Released: March 2010
Platforms: Xbox 360, PS3 & PC
Modes: Single-player, Multi-player
Developer: Electronic Arts
The question I get most asked about this game at work is, "Is this better than Call of Duty?". And I never know how to answer. Call me crazy, but I don't believe this game is like COD, in many ways. Sure, it is similiar, I'm not denying that, but alot of aspects are different. The controls are similar (apart from the knife and crouch buttons being swapped, which stumped me for a while) and like COD, Russia is demonised and seen as 'the bad guys', a role later given to the American army, seeming to be just as bad nearer the end. However, the characters are far more likeable, the storyline less about the army, and more about the people involved. However, the campaign is shorter, and the graphics slightly less amazing. The Multiplayer is the most different thing, far more complex, with alot more teamwork involved, and, dare I say it, more fun ?

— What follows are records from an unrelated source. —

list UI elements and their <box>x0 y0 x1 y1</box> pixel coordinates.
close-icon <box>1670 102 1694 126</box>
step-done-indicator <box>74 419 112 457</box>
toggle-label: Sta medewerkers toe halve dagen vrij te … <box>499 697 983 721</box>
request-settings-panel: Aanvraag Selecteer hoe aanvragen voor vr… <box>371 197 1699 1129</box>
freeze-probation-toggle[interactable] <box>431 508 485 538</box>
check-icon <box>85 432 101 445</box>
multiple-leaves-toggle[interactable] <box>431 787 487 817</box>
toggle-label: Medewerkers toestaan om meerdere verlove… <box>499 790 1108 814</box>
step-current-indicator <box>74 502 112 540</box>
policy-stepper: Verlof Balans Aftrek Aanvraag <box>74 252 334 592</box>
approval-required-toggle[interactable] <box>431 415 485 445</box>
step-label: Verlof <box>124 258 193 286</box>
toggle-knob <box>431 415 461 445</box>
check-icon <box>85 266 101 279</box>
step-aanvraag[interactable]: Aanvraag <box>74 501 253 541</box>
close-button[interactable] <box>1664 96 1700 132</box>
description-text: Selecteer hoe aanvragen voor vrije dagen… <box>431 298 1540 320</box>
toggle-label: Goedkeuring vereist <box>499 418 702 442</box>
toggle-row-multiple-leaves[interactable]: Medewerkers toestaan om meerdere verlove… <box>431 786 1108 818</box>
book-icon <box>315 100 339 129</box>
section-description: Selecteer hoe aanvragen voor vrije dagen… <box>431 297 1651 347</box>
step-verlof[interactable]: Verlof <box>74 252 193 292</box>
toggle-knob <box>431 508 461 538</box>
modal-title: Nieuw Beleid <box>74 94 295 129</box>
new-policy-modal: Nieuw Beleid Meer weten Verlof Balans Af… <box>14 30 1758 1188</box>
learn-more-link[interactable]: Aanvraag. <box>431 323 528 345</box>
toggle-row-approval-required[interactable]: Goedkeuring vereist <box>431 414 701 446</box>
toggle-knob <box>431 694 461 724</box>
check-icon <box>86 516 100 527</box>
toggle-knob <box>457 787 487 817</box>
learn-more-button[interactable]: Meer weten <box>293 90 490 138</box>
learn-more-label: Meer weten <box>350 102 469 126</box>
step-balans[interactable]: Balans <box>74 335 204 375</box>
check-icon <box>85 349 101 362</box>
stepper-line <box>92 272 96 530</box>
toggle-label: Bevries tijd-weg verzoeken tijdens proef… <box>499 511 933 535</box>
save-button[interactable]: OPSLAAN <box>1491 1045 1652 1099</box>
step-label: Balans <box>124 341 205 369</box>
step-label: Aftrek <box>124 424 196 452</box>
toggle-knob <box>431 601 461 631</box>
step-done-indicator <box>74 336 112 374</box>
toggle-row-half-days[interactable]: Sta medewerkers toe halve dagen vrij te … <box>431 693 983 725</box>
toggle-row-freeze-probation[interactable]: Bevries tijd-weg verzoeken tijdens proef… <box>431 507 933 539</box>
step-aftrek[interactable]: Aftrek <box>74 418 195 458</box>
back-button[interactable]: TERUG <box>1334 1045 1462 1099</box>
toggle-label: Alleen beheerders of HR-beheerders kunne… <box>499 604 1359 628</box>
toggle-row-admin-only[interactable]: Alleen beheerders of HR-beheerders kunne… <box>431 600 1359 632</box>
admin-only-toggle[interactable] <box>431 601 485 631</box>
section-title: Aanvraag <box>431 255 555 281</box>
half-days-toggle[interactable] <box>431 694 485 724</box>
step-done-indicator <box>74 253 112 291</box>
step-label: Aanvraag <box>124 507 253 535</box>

Now that the Call of Duty comparison is out the way, I can actually start talking about the game itself. You play (for the vast majority of the game) Private Preston Marlowe, and with your squad mates, technology expert Private Terrance Sweetwater, demolitions specialist Private George Haggard Jr., and squad leader Sergeant Samuel Redford, you make up the misfit company in a fictional United States Army battalion known as "Bad Company", viewed as "dispensable" in the eyes of the army. Your mission is to secure a dangerous weapon of mass destruction codenamed as "Aurora" that originated in World War II.
The majority of the time, this game doesn't take itself very seriously, which is very refreshing with the constant output of games with oh-so-serious plots and characters. The campaign is available on three different difficulties, and for some parts I found it much less frustrating converting to easy (dispite my hobby, I seem to be very bad at video games, NO JOKE) especially when you have to harpoon down those infernal helicoptors. Gravity takes a big role in this game, as bullets and missiles have a dendency to sink the further away they get from you, meaning you have to aim very carefully and take that into account while fighting a particularly difficult/annoying foe.
The multiplayer is the biggest draw to this game. The predesesor (Battlefield: Bad Company I) was easily the best multiplayer of it's time, going further than the usual "Team Deathmatch" basics than most other games stuck to in previous years. This one contains four multiplayer game modes, not completely different from each other, but very similiar to the one mode in the previous game. If you have not played the previous, it may take a while to get used to it and make proper use of the 'squads', but once you do, it'll easily be your favourite multiplayer game.
So yes, it's a stereotypical first-person shooter as the far-too-short campaign goes and the controls, but not so in a multiplayer with endess possibilities, and a noticeable lack of annoying kids (you know what I'm talking about).